Dell is not doing so hot lately, they fixed the vid card on my laptop but must have forgot to hook up fans because it is overheating i think. and i dont hear the familiar loud fans running like they did for the past 3 years.

Oh and i decided to buy a 24in monitor seperately because i am not sure which one to go with yet. So tack on another $500 to that computer system


----------



## emosun (Oct 4, 2006)

so what did you ultimately get for 3 thousand some dollors? cuz if i spent 3 grand on a pc it better have 2 tb hdd space , 8 gigs of ram, and four 3870's under the hood. i wouldnt expect anything less for 3 grand


----------



## ebackhus (Apr 21, 2005)

Forget 3870's, I'd get get quad 8800GT's in there. I'd still have $2000 left for the rest of the system.


----------



## emosun (Oct 4, 2006)

but really tho 3 grand. it better have both lol


----------



## ebackhus (Apr 21, 2005)

Ha, true! I remember during my days at Worst Buy when a customer would buy an Alienware they always got screwed.

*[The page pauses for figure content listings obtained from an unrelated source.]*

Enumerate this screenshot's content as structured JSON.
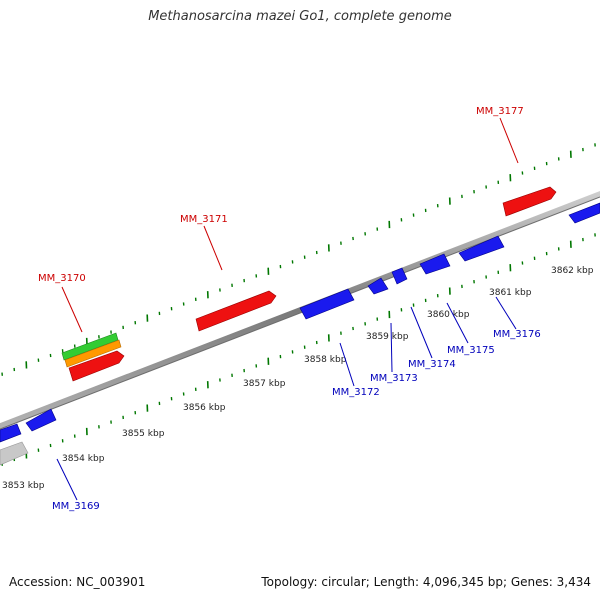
{
  "title": "Methanosarcina mazei Go1, complete genome",
  "footer": {
    "accession": "Accession: NC_003901",
    "summary": "Topology: circular; Length: 4,096,345 bp; Genes: 3,434"
  },
  "colors": {
    "forward_gene": "#ee1111",
    "reverse_gene": "#1a1aee",
    "top_label": "#cc0000",
    "bottom_label": "#0000bb",
    "tick": "#007700",
    "backbone": "#888888",
    "cds_green": "#33cc33",
    "cds_orange": "#ff9900",
    "pseudo": "#c8c8c8"
  },
  "scale_labels": [
    {
      "kbp": 3853,
      "text": "3853 kbp"
    },
    {
      "kbp": 3854,
      "text": "3854 kbp"
    },
    {
      "kbp": 3855,
      "text": "3855 kbp"
    },
    {
      "kbp": 3856,
      "text": "3856 kbp"
    },
    {
      "kbp": 3857,
      "text": "3857 kbp"
    },
    {
      "kbp": 3858,
      "text": "3858 kbp"
    },
    {
      "kbp": 3859,
      "text": "3859 kbp"
    },
    {
      "kbp": 3860,
      "text": "3860 kbp"
    },
    {
      "kbp": 3861,
      "text": "3861 kbp"
    },
    {
      "kbp": 3862,
      "text": "3862 kbp"
    }
  ],
  "top_labels": [
    "MM_3170",
    "MM_3171",
    "MM_3177"
  ],
  "bottom_labels": [
    "MM_3169",
    "MM_3172",
    "MM_3173",
    "MM_3174",
    "MM_3175",
    "MM_3176"
  ]
}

"The *********** little **** won't play games for more than 20 minutes!"

"It sounds like being in a jet engine test facility."

"When will it arrive? I ordered it 2 months ago."

"What I got and what I ordered are two very different things. That's bad for you."


----------



## smu122 (Dec 22, 2007)

meh i realized a while ago alienware overprices!! The hp looks very nice tho. however, i strongly recommend custom built... if u cant build your own try what "1 g0t 0wn3d" said or even www.cyberpowerpc.com. If not go with the hp. The $1000 difference between the two definitely is not worth it.


----------



## Nik00117 (Jan 8, 2007)

Build your own. Its not that hard, and you get what you want and not what you don't want.


----------



## mattlock (Dec 28, 2005)

Please keep in mind that this is noob friendly forum. Where all question and opinions are welcome and anwsers are expected to be provided in a friendly and respectful manner. 

Every reply in this thread recommended a custom build and the OP opted to buy a boxed PC. So obviously he was uncomfortable with a DIY build. That does not make him an idiot. It simply makes him unskilled in the area of PC building with no apparent desire to learn the skill.:wink:


----------



## Ramileous (Oct 21, 2007)

I thank everyone who has posted respectful advise on this thread. I am not in a position to build my own computer, I am simply a consumer looking for a product that best fits my needs. For those individuals who opted to post rude comments or condescending advise, thankfully the forum gives an option to report such childish behavior. Thanks again and merry christmas, I will be enjoying my new computer now.


----------



## bruiser (Jul 30, 2005)

How do you like it? Does it meet or exceed your expectations?


----------



## Ramileous (Oct 21, 2007)

Exceeds my expectations (so far) I absolutely love this machine and Alienware has been very supportive. It runs like a dream, only had one problem with a file (chalk it up to Vista) fixed right away. 

My only gripe is they sold me 4gb ram when i got Vista Ultimate 32bit, but now i am finding out it only uses 3gb ram. No big deal though because i will likely upgrade my OS down the road. Learning as i go 

For those with the money to burn, I highly recommend alienware now.


----------



## mattlock (Dec 28, 2005)

I'm really glad to hear you're happy with your new system.

Merry Christmas!


----------